I've driven from Denver to the Springs, there is rail, but I've always seen giant coal trains on it. ...
From previous discussions on this board, that's my understanding of the problem: giant coal trains from the giant open pit mines in Wyoming heading down to Texas (mostly) giant power plants.
Of course, as discussed hereabouts, coal is in a giant slump for various reasons. With many fewer coal trains, it becomes much easier to schedule a couple of passenger trains.
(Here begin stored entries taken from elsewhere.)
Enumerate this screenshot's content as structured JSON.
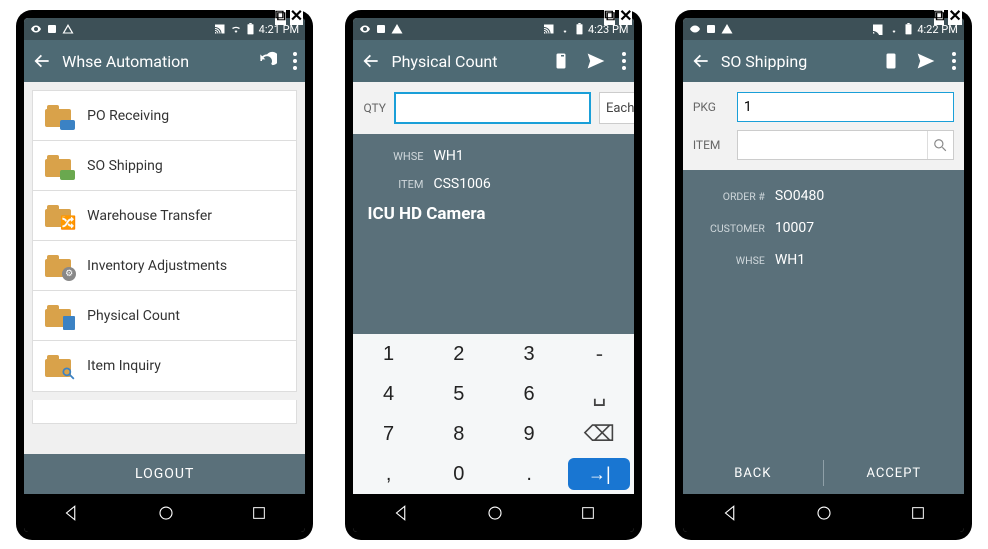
{
  "screens": [
    {
      "status_time": "4:21 PM",
      "title": "Whse Automation",
      "menu": [
        {
          "label": "PO Receiving"
        },
        {
          "label": "SO Shipping"
        },
        {
          "label": "Warehouse Transfer"
        },
        {
          "label": "Inventory Adjustments"
        },
        {
          "label": "Physical Count"
        },
        {
          "label": "Item Inquiry"
        }
      ],
      "logout_label": "LOGOUT"
    },
    {
      "status_time": "4:23 PM",
      "title": "Physical Count",
      "qty_label": "QTY",
      "qty_value": "",
      "unit_selected": "Each",
      "info": {
        "whse_label": "WHSE",
        "whse_value": "WH1",
        "item_label": "ITEM",
        "item_value": "CSS1006",
        "item_name": "ICU HD Camera"
      },
      "keypad": [
        "1",
        "2",
        "3",
        "-",
        "4",
        "5",
        "6",
        "␣",
        "7",
        "8",
        "9",
        "⌫",
        ",",
        "0",
        ".",
        "→"
      ]
    },
    {
      "status_time": "4:22 PM",
      "title": "SO Shipping",
      "pkg_label": "PKG",
      "pkg_value": "1",
      "item_label": "ITEM",
      "item_value": "",
      "details": {
        "order_label": "ORDER #",
        "order_value": "SO0480",
        "customer_label": "CUSTOMER",
        "customer_value": "10007",
        "whse_label": "WHSE",
        "whse_value": "WH1"
      },
      "back_label": "BACK",
      "accept_label": "ACCEPT"
    }
  ]
}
I'm trying to keep an open mind here. The
Southwest Chief badly needs more tent poles between Illinois and California. Kansas City and Albuquerque aren't enuff. A detour to Pueblo and the larger city of Colorado Springs looks appealing as a way to gain passengers to/from these "intermediate points". But as we see in this thread, if the train gets as far as Colorado Springs, why not go a few more miles to a really big city. Not sure Denver would be easy to serve from the south. They rebuilt Union Station into a multi-modal station (plenty of buses) and shopping mall, and messed up the tracks toward Colorado Springs. But solve that and now we're talking a train Pueblo-Colorado Springs-Denver, and, uh, where do we go from there?
Go back to the current route of the
Southwest Chief? For riders from intermediate point to intermediate point -- say, Dodge City to Santa Fe, or Kansas City to Albuquerque -- adding Denver, even Colorado Springs, is a helluva detour. Tourists might not mind at all tho: CHI/Midwest to Flagstaff (Grand Canyon) with a detour providing a view of snow-capped 14,000 ft peaks of the Front Range, sure, why not. Lots of Grand Canyon-bound leisure travelers would want to jump off the train at Colorado Springs and spend a day to ride to the top of Pike's Peak.
Luckily, we don't need all the answers now. Moving incrementally -- first detour to Pueblo, then later extend to Colorado Springs -- gives plenty time to think it all thru.